As will be discussed in the next paragraph, this can be done either notionally or actually depending on the advice of the accountants.

(c)  Excessive Management Compensation

[134]                          The parties have asked that I only determine the actual excessive management compensation. They have specifically requested that the method of redress be left to the parties and their accountants who will decide whether it is better to purchase the shares of Bryan and the Trust or simply to declare dividends. This will depend on the tax implications of each.

[135]                          I have found the excessive management compensation to be $2,266,442.55. This amount will be notionally returned to the company, and Bryan and the Trust will be compensated for their share of the value of the company based on this amount being an asset and their respective shareholdings. Bryan’s and the Trust’s existing shareholdings, will be augmented by their share of Sharon and Sheila’s holdings as calculated in the previous heading. This is done to achieve parity [7] and concordance with the wishes of Agnes Reid Wonsch. Mrs. Wonsch wished that her children share equally in the growth of the company, and that if any of them wished to sell their shares, those shares should have been made available to all of the other siblings.

[136]                          The best way to compensate Bryan and the Trust will be left to the parties to resolve, either by the brothers purchasing the shares or some other method after consultation with the accountants.

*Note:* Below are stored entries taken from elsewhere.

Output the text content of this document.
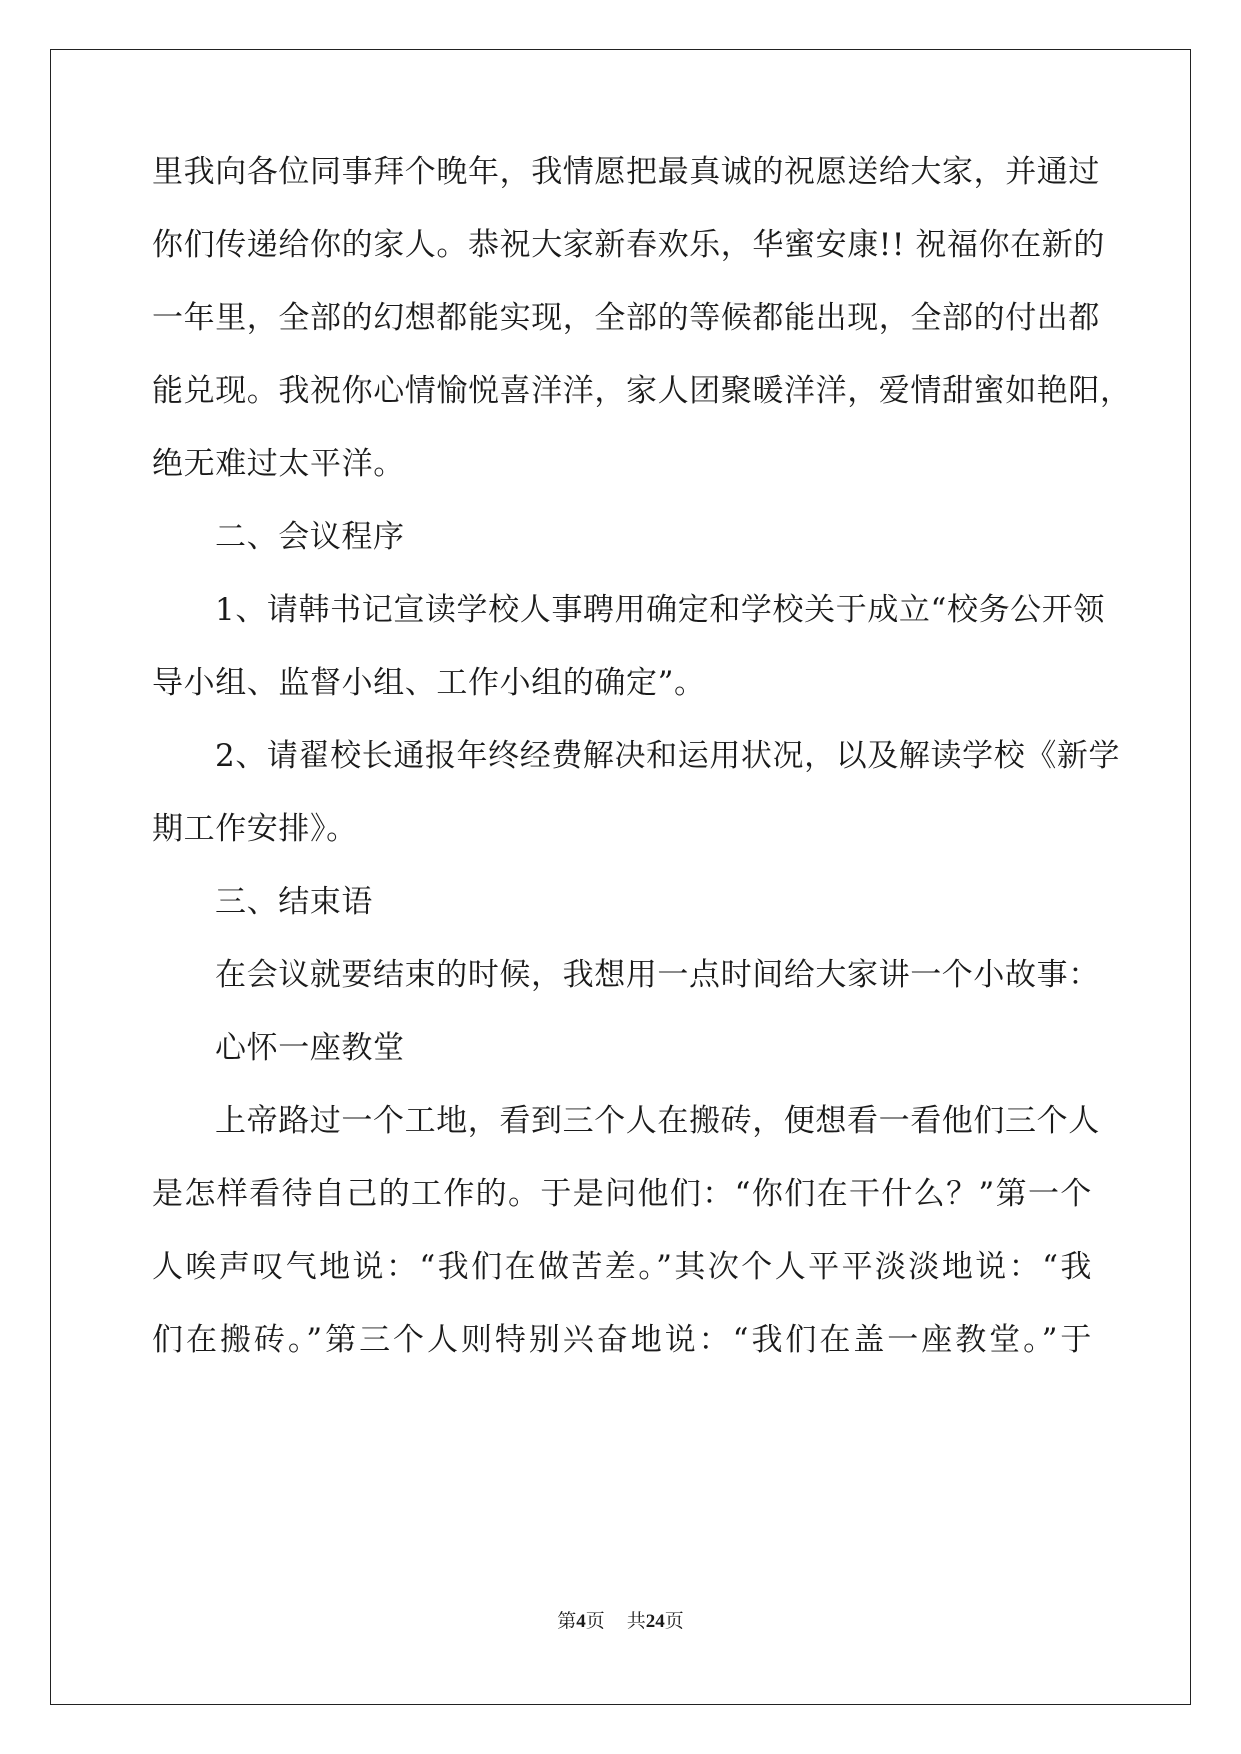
里我向各位同事拜个晚年，我情愿把最真诚的祝愿送给大家，并通过
你们传递给你的家人。恭祝大家新春欢乐，华蜜安康!! 祝福你在新的
一年里，全部的幻想都能实现，全部的等候都能出现，全部的付出都
能兑现。我祝你心情愉悦喜洋洋，家人团聚暖洋洋，爱情甜蜜如艳阳，
绝无难过太平洋。
二、会议程序
1、请韩书记宣读学校人事聘用确定和学校关于成立“校务公开领
导小组、监督小组、工作小组的确定”。
2、请翟校长通报年终经费解决和运用状况，以及解读学校《新学
期工作安排》。
三、结束语
在会议就要结束的时候，我想用一点时间给大家讲一个小故事：
心怀一座教堂
上帝路过一个工地，看到三个人在搬砖，便想看一看他们三个人
是怎样看待自己的工作的。于是问他们：“你们在干什么？”第一个
人唉声叹气地说：“我们在做苦差。”其次个人平平淡淡地说：“我
们在搬砖。”第三个人则特别兴奋地说：“我们在盖一座教堂。”于
第4页 共24页
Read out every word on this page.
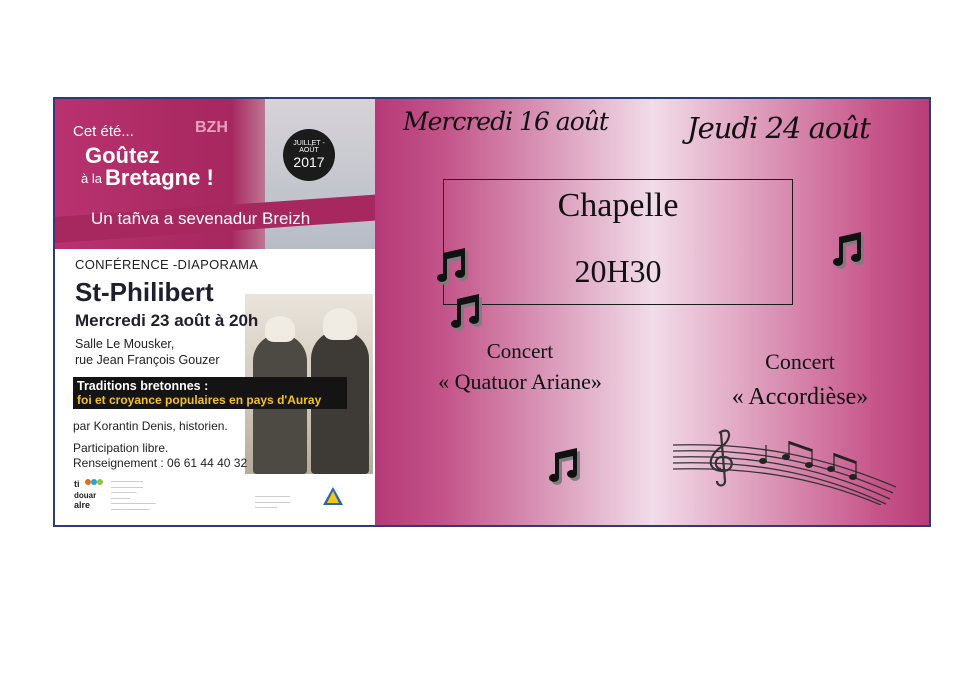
BZH
Cet été...
Goûtez
à la Bretagne !
JUILLET - AOÛT
2017
Un tañva a sevenadur Breizh
CONFÉRENCE -DIAPORAMA
St-Philibert
Mercredi 23 août à 20h
Salle Le Mousker,
rue Jean François Gouzer
Traditions bretonnes :
foi et croyance populaires en pays d'Auray
par Korantin Denis, historien.
Participation libre.
Renseignement : 06 61 44 40 32
ti
douar
alre
──────────
──────────
────────
──────
──────────────
────────────
───────────
───────────
───────
Mercredi 16 août	Jeudi 24 août
Chapelle
20H30
Concert
« Quatuor Ariane»
Concert
« Accordièse»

Consultation with the accountants is necessary to reduce the tax implications of any remedy.

[137]                          I have not discussed interest on the amount of excessive management compensation. Interest was not addressed in argument by counsel. If the parties cannot agree on whether it is to be awarded or on what basis, further argument will be required. Hopefully this will be dealt with by the accountants as well.

 

COSTS

[138]                          The plaintiffs may address costs within 30 days by written submissions of no longer than 20 pages.

[139]                          The defendants will respond within 30 days, by written submissions no longer than 20 pages.

[140]                          The plaintiffs will then reply within 15 days of receipt of the defendants’ submissions.

[141]                          Order accordingly.